4.Periode Tahun 1980
Melihat keterpurukan yang sempat terjadi dalam industri farmasi, Pemerintah mengeluarkan Peraturan Pemerintah Nomor 25 tahun 1980 tentang perubahan atas PP No. 26 Tentang Apotek. Juga mengeluarkan Peraturan Pemerintah No. 51 tahun 2009 tentang Pekerjaan Kefarmasian. Tak hanya itu, Pemerintah juga mengeluarkan peraturan yang mengatur tentang pemberian izin Apotek. Peraturan ini terus berubah mulai dari UU No.3/1953 tentang pembukaan apotek sampai dengan Keputusan Menteri Kesehatan No.1332/Menkes/SK/X/2002 tentang perubahan PERMENKESRI No.922/Menkes/PER/X/1992 tentang ketentuan dan tata cara pemberian izin apotik sesuai dengan perkembangan dunia bisnis dan ilmu serta teknologi yang berkembang saat itu.
5.Periode 2014 – sekarang
Diluncurkan Jaminan Kesehatan Nasional (JKN) pada tahun 2014, sejak tahun 2014 pasar farmasi Indonesia mengalami evolusi secara signifikan. Karena sebenarnya JKN dinilai cukup mengganggu industri farmasi dalam negeri, meskipun mampu memperluas cakupan pasar dan menyediakan akses layanan dan perawatan kesehatan bagi masyarakat luas. Hal ini disebabkan karena pemerintah menetapkannya harga yang cukup ketat untuk obat-obatan yang diterima dalam JKN, dan bahkan sebagian obat-obatan ini kemudian disediakan secara gratis untuk warga negara yang memenuhi syarat saat berobat.
Akibatnya, jumlah pasien JKN terus meningkat pesat sedangkan jumlah pasien yang menanggung biaya pengobatannya sendiri justru menjadi cenderung stagnan. Walaupun pada akhirnya banyak pasien yang akhirnya lebih memilih menanggung biaya kesehatan sendiri karena tak ingin berlama-lama menunggu saat memanfaatkan JKN.
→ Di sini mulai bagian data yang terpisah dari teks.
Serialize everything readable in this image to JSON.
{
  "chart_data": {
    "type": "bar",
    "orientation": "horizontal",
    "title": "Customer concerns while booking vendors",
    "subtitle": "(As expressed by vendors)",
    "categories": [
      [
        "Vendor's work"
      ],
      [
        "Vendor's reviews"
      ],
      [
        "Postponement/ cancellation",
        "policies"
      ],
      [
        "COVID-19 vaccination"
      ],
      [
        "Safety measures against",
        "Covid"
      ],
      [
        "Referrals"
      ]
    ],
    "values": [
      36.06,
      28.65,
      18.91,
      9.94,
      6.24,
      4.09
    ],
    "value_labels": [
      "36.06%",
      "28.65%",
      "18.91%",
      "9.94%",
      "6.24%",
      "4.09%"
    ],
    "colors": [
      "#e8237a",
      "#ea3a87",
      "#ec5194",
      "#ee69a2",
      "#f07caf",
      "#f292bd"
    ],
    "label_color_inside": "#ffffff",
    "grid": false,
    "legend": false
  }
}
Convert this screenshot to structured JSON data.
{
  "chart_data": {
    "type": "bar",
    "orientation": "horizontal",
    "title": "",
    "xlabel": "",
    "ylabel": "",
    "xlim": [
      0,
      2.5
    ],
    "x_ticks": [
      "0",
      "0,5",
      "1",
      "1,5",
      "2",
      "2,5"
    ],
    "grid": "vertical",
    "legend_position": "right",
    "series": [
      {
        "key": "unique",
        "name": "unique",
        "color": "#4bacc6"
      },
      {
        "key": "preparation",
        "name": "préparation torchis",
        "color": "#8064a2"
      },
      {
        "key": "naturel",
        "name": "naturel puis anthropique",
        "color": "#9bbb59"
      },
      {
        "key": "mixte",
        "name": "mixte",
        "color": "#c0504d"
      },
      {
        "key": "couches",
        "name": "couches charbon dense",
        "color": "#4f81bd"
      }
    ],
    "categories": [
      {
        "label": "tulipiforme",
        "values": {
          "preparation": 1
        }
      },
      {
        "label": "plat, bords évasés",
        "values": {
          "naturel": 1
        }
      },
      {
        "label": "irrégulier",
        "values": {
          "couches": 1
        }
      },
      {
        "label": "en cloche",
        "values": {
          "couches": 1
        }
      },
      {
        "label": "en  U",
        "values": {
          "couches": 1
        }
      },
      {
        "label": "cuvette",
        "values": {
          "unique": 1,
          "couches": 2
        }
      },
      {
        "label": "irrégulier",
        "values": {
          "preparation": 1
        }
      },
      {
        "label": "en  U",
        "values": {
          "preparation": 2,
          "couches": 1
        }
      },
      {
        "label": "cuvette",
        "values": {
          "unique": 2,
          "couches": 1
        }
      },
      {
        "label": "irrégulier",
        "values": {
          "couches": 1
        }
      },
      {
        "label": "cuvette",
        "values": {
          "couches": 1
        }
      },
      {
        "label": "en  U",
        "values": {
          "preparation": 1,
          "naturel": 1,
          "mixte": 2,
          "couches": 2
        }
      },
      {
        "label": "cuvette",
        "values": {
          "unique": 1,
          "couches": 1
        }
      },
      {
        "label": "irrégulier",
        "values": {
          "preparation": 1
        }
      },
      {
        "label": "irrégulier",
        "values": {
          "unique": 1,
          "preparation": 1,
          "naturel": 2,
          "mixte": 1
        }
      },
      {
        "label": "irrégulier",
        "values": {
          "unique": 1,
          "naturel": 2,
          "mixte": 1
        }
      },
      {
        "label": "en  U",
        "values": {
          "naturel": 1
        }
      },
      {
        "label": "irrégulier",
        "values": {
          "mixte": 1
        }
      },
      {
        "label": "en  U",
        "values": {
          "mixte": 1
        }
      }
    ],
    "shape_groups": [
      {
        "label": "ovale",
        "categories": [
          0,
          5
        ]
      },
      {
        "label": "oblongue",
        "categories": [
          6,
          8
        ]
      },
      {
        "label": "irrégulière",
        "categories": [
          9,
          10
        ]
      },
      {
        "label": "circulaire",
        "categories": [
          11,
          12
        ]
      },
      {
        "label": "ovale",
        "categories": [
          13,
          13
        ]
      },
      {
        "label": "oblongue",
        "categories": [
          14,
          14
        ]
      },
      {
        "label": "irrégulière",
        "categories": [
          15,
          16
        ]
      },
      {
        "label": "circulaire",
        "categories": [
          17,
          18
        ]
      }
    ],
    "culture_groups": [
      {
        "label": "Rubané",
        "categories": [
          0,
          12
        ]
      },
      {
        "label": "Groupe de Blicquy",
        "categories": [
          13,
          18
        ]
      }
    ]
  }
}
6.Perkembangan Industri Farmasi di Saat Pandemi Covid-19
Wabah COVID-19 ini sebenarnya menciptakan peluang untuk mendorong produksi farmasi dalam negeri. Namun akibat ketergantungan pada bahan baku impor yang sekitar 60 persennya diimpor dari Cina, maka pandemi Covid 19 justru menurunkan produksi industri farmasi Indonesia hingga 60 persen di bulan Mei 2020. Efek positif pandemi Covid-19 bagi industri farmasi adalah adanya relaksasi aturan yang sangat membantu industri farmasi.
Pandemi COVID-19 yang terjadi mulai awal tahun 2020 menjadikan kebutuhan akan vitamin, suplemen dan obat herbal untuk meningkatkan daya tahan tubuh secara umum meningkat, sehingga industri farmasi yang bermain di sektor tersebut memperoleh pertumbuhan yang cukup besar, ditandai dengan PDB Industri Kimia, Farmasi dan Obat Tradisional yang tumbuh paling tinggi di antara 15 (lima belas) kelompok Industri Pengolahan Nonmigas pada 2020, yaitu mencapai 9,39% (yoy), pertumbuhan ini juga meningkat dibandingkan tahun 2019 yaitu sebesar 8,48% (yoy). Kontribusi Industri Kimia, Farmasi dan Obat Tradisonal juga meningkat pada 2020 sebesar 10,75% terhadap PDB Industri Pengolahan Nonmigas dibanding kontribusi sebesar 9,56% di tahun 2019. Sepanjang tahun 2020, permintaan komoditas farmasi dan alat kesehatan mengalami peningkatan signifikan sebagai respon dari masyarakat maupun pemerintah untuk mengantisipasi dan mengatasi Pandemi COVID-19. Peningkatan penjualan tertinggi yaitu pada komoditas personal protective sebesar 50,3% dari sebelumnya hanya sebesar 0,1%. Sedangkan peningkatan permintaan terbesar komoditas kesehatan yaitu untuk masker sebesar 12,6%, hand sanitizer 3,1% dan handsoap 2,1%.